My recipe uses a little purple cabbage, but I don’t use the other vegetables except onion and garlic; however, if I had some potatoes or carrots on hand and needed to use them up, I would throw them in the pot. This is an excellent soup to put your own mark on.
One thing I love about this recipe is that every part of the beet, onion, garlic, and cabbage is used, from stem to the tip of the root!
2 small bunches of beets, with tops, about 3 lbs.
1 large purple onion
3 cloves garlic, minced
2 cups purple cabbage, about half a medium head
A few sprigs of fresh thyme (or tsp. dried)
1 tbsp. fresh dill (or tsp. dried)
¼ cup honey or agave syrup
¼ cup dill pickle brine or vinegar
1 tbsp. prepared horseradish
1 English cucumber, diced
Salt and Pepper to taste
1 cup sour cream or crème fraiche
Scrub your beets really well. Cut the root end and the top end off. Cut the long stems from the tender leaves.
First decision: do you want to quickly make your own stock? It is almost as easy as throwing your vegetable trimmings in the trash! Just throw them in the pot:

In your stockpot, place the root ends and the long stems of the beets.
Cut the top and bottom off your purple onion and peel. Place all these trimmings in the stockpot.
Mince the garlic and add the trimmings to the stock pot, along with the core of the cabbage. Dice up the cabbage.
To the stockpot, add a teaspoon of salt, a few grinds of pepper, two or three bay leaves, a couple of star anise, and a quart of water. Bring to a boil, and simmer for a half hour.
I prep all these vegetables and get the stock going, then proceed with the soup. It takes only a minute longer in your day to add water to the stockpot and make your own broth rather than throw out these ingredients! You will end up with a beautiful ruby red stock!
However, you can use a quart of vegetable stock in its place.
Once the stock is done, strain it and add it back to the pot along with the beets, onions, cabbage, garlic, thyme, and dill. Bring to a boil, cover, and simmer for another 40 minutes or so, until the beets are nice and tender. Cool.

Remove the beets from the pot and reserve one large one to use as garnish. I advise the use of plastic gloves here unless you want purple hands. Roughly chop the rest of them up. Since these beets will be mostly pureed, you don’t need to peel them.

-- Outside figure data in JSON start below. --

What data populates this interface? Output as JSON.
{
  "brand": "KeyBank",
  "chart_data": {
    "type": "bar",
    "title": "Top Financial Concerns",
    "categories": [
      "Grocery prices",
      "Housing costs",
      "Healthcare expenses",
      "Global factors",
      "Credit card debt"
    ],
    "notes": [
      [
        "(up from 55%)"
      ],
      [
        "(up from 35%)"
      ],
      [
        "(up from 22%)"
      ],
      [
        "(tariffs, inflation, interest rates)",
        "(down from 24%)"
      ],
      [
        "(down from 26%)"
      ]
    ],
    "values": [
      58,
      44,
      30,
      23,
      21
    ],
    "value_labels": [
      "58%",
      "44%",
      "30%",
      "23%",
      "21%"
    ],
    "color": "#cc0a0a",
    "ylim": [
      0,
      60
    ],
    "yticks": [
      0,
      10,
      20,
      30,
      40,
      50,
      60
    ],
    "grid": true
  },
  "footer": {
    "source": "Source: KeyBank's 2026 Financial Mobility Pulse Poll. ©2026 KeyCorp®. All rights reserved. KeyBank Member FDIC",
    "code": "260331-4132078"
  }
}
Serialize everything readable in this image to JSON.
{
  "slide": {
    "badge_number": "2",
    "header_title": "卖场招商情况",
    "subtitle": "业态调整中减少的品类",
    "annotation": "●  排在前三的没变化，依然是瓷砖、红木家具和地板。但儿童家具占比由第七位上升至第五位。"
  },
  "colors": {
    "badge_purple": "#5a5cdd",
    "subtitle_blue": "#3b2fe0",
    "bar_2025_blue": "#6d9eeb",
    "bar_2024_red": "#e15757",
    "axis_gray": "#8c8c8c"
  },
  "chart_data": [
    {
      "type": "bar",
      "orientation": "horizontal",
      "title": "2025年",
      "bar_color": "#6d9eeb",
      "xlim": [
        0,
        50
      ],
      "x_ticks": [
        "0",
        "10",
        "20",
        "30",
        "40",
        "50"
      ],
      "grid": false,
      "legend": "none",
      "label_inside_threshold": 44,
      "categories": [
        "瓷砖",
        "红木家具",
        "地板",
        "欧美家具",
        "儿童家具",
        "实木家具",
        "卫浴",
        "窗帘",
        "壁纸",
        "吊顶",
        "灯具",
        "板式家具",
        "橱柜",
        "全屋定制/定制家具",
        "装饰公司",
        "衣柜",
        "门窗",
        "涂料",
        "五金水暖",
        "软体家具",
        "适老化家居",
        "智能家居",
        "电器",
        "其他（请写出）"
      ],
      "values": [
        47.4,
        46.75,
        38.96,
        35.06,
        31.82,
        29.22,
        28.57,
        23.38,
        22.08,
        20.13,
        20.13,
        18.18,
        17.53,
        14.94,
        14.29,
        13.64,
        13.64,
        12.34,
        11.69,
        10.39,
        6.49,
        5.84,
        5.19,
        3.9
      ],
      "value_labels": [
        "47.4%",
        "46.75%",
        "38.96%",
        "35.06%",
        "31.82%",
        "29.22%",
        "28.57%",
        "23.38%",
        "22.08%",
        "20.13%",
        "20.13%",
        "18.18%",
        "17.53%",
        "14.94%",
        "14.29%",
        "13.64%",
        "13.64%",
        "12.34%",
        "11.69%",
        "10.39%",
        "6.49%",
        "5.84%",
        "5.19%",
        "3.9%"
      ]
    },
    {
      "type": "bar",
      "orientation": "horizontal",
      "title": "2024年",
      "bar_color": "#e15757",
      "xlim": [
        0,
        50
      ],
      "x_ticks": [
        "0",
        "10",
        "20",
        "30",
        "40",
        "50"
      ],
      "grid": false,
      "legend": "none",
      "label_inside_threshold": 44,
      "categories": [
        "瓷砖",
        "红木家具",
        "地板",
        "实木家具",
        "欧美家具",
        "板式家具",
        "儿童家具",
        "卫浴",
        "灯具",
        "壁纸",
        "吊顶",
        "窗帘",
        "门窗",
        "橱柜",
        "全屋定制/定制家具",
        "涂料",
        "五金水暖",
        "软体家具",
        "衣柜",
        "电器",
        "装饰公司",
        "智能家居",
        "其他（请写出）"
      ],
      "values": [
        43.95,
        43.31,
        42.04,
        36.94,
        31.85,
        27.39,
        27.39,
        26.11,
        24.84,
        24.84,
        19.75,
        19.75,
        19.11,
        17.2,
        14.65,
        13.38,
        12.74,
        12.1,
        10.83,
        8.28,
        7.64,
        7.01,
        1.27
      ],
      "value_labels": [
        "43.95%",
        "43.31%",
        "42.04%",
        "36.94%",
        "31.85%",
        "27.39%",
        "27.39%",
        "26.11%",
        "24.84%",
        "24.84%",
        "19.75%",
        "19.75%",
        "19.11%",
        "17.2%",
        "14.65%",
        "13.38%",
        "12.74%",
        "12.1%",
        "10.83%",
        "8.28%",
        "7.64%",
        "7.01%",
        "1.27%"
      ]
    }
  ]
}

Add the chopped up beets back to the stock along with honey or agave syrup, you can also use white sugar, pickle juice (or other sharp vinegar, or lemon juice, or combination of both), horseradish, cucumber, and salt and pepper to taste.
Second decision: Chunky or pureed?
Put everything through a blender and puree to your desired smoothness. You can also just pulse this carefully in a food processor if you want it chunky.
Third decision: Sour cream blended in or topped?
Many recipes call for adding the sour cream before popping in the refrigerator to chill. This will make the soup a pretty pink. You can also simply the add the sour cream upon serving and let everyone decide how much, if any, sour cream they want.
Chill at least four hours, but overnight is even better.
Dressed for dinner:Place in chilled, shallow bowls. Place reserved, chopped beets in the middle of the bowl, and add a dollop of sour cream, and a sprinkle of dill. You can also top with a hard boiled egg, halved, sprinkled with capers.
Alternately, you can lightly steam some of the reserved tender leaves and drape them on top of the soup.